第23話:価値が、分かれ始めた
夜が、深くなる速さが、前と違う。同じ火。同じ円。だが、空気だけが、変わっている。
背は伸びた。声は低い。動きは減り、言葉のあいだが、空く。呼ばれて集まったわけではない。それぞれが、ここに来ている。
火は、円のまん中。高くはない。揺れも少ない。薪は、ならされている。誰が足したかは、分からない。ただ、足された跡が残る。
アダムは、座っている。立たない。火の正面でもない。影と、炎のあいだ。
背は、わずかに火へ向く。だが、炎は見ない。まわりも見ない。数えもしない。誰がいるかも、確かめない。沈黙が、先にある。誰も、それを急がない。
やがて、アダムの声が落ちる。低い。風より、少し重い。
「……そろそろだ」
火が、ぱち、と鳴る。誰も、動かない。アダムは、視線を上げないまま。
「これからは、結びの形を、定める。これは、俺が決めたことではない。天の定めだ。同じ腹から生まれた者同士は、結ばれぬ。近すぎると、片方しか見えなくなる」
火が、小さく揺れる。
「一つの方だけを見続ければ、もう一方は見えなくなる。外とも、つながらなくなる。だから、離す。別のところと結ぶ。そういう形になっておる」
声は変わらない。
「なぜそうなっておるか、すべては分からぬ。だが、そのままにしておくと、どこかで偏る。偏れば、続かぬ。だから、こうする」
沈黙が、落ちる。誰も、口を開かない。返す者も、いない。言葉だけが、そのまま残る。
カービルは、動かない。火を見る。炎の高さ。薪の置き方。表情は変わらない。だが、息が、少し深くなる。

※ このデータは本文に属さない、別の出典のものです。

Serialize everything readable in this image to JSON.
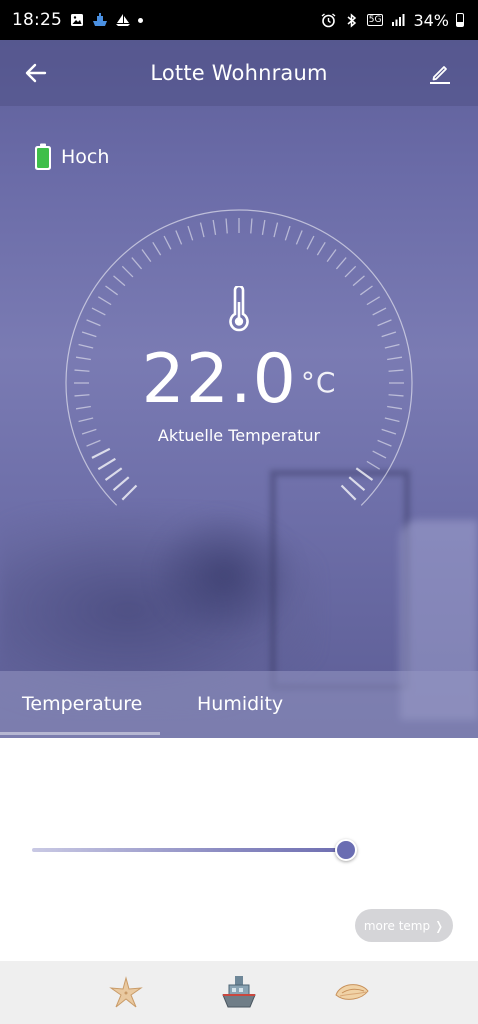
{
  "status_bar": {
    "time": "18:25",
    "network": "5G",
    "battery_percent": "34%"
  },
  "header": {
    "title": "Lotte Wohnraum"
  },
  "battery": {
    "label": "Hoch",
    "color": "#3fbf4a"
  },
  "gauge": {
    "value": "22.0",
    "unit": "°C",
    "label": "Aktuelle Temperatur",
    "tick_count": 60,
    "ticks_highlighted_start": 5
  },
  "tabs": [
    {
      "label": "Temperature",
      "selected": true
    },
    {
      "label": "Humidity",
      "selected": false
    }
  ],
  "slider": {
    "fraction": 0.96,
    "accent": "#6a6db2"
  },
  "more_button": {
    "label": "more temp"
  },
  "bottom_nav": [
    {
      "icon": "starfish-icon"
    },
    {
      "icon": "boat-icon"
    },
    {
      "icon": "shell-icon"
    }
  ],
  "colors": {
    "hero": "#6b6ca8",
    "accent": "#6a6db2"
  }
}
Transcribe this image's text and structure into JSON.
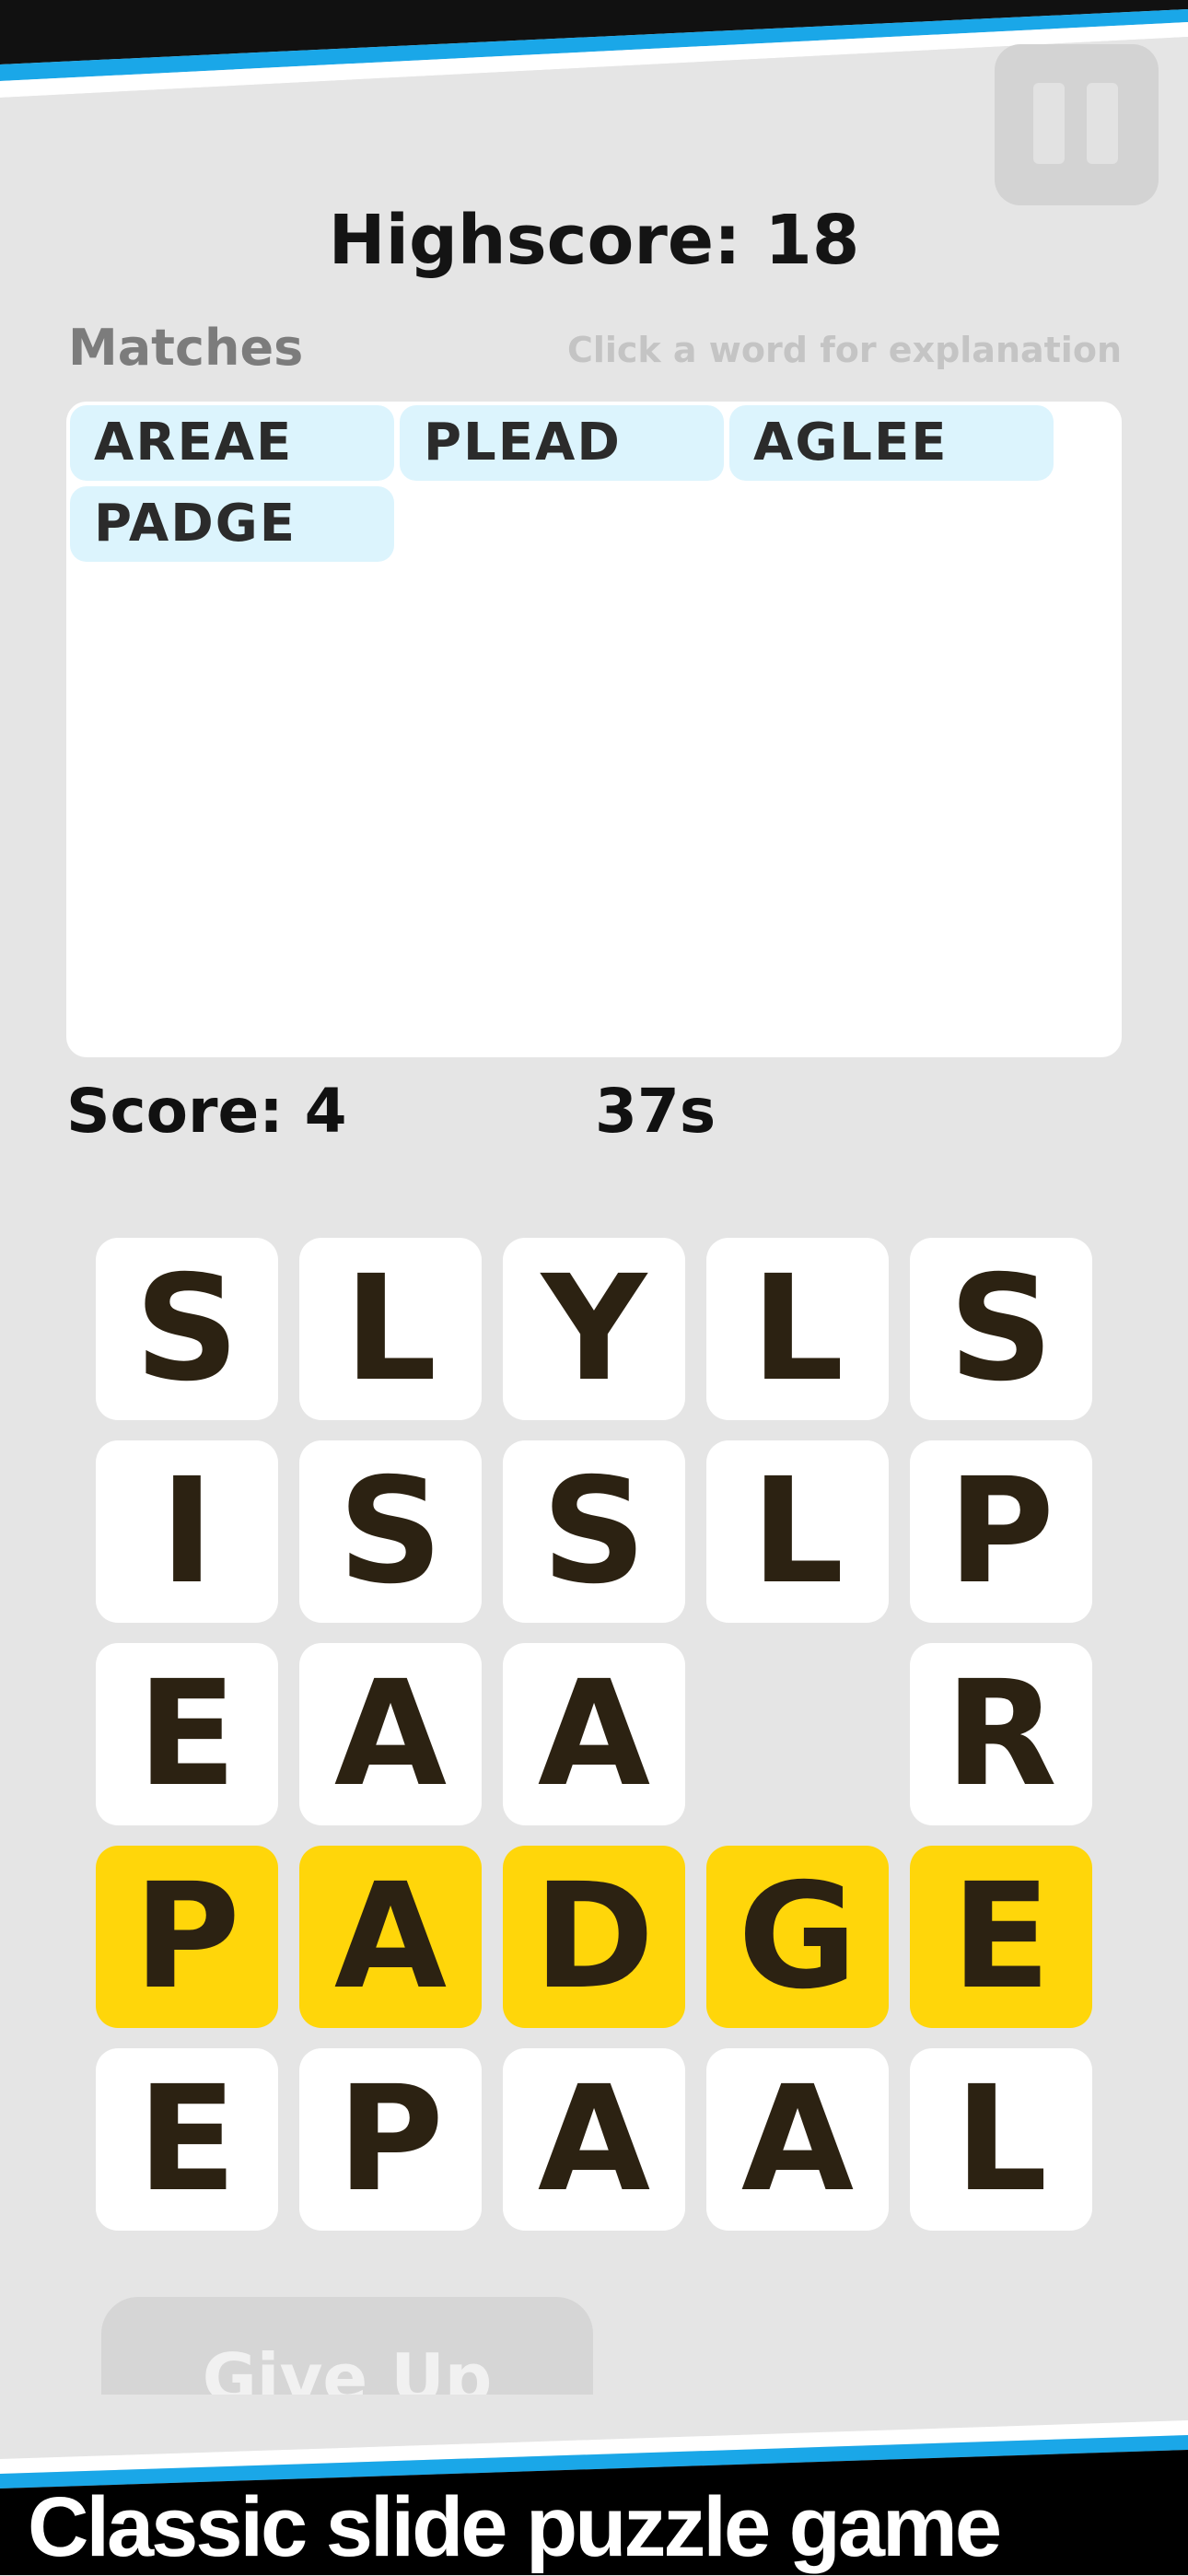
{
  "header": {
    "highscore_text": "Highscore: 18",
    "pause_icon": "pause-icon"
  },
  "matches": {
    "title": "Matches",
    "hint": "Click a word for explanation",
    "words": [
      "AREAE",
      "PLEAD",
      "AGLEE",
      "PADGE"
    ]
  },
  "status": {
    "score_text": "Score: 4",
    "time_text": "37s"
  },
  "grid": {
    "rows": [
      [
        "S",
        "L",
        "Y",
        "L",
        "S"
      ],
      [
        "I",
        "S",
        "S",
        "L",
        "P"
      ],
      [
        "E",
        "A",
        "A",
        "",
        "R"
      ],
      [
        "P",
        "A",
        "D",
        "G",
        "E"
      ],
      [
        "E",
        "P",
        "A",
        "A",
        "L"
      ]
    ],
    "highlighted_row": 3,
    "highlight_color": "#ffd60a",
    "letter_color": "#2c2212"
  },
  "actions": {
    "give_up_label": "Give Up"
  },
  "promo": {
    "caption": "Classic slide puzzle game",
    "accent_color": "#1aa7e8"
  }
}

ハービルは、火を見ていない。視線は低い。地と、火のあいだ。拒まない。だが、寄らない。
妹たちは、互いに見ない。名も呼ばない。確かめない。アダムは、それ以上、言わない。足さない。求めない。
火は、燃え続ける。夜は、進む。その中で、一人だけ、重さが違う。音を立てない。動かない。だが、そこにいる。まだ、言葉にならない。まだ、ぶつかりでもない。だが、ここに、まだ名のない形が、置かれている。その重さのまま、夜が薄れていく。
夜明け前。まだ、明るくならない。
畑の端。昨日の形が、そのまま残っている。踏み跡。外した石。割った土。芽は、出ている。並びも、崩れていない。
カービルは、立っている。手は出さない。ただ、見る。風が通る。葉が、揃って揺れる。
「……全部、揃ってる。並びも、土も、芽も。昨日より、むしろ整ってる。手もかけたし、順も崩してない。石も外したし、土も割った。やることは全部やってる。形も残ってる」
視線は、動かない。
「それなのに、どこにも引っかからない。手応えが出てこない。どこ見ても同じで、違いが出てこない。良くなってるはずなのに、何が変わったか、掴めない」
息をひとつ。
「見れば分かるはずなんだよ。触れば出るし、やった分は残るはずだ。でも、見ても、前と同じに見える。俺は、見えるものしか信じない。だから、見えないなら、まだ足りてないことになる。見えないなら、意味がないだろ」
少しだけ、声が落ちる。
「どこが足りないのか、それが分からない。だから、動けない」
少し離れて、足音が止まる。アダムが、そこにいる。畑には入らない。
「……何がだ」
カービルは、見たまま。
「……分からない、っていうより、見抜けない。形は出てる。でも、それが本当にそうか、確かめられない。掴めないまま、進んでる感じがする」
風が、また通る。葉が揃って揺れる。アダムは、答えない。ただ、立っている。
カービルは、もう一度、畑を見る。揃った並び。崩れていない形。それでも、同じところに立っている感じは、しなかった。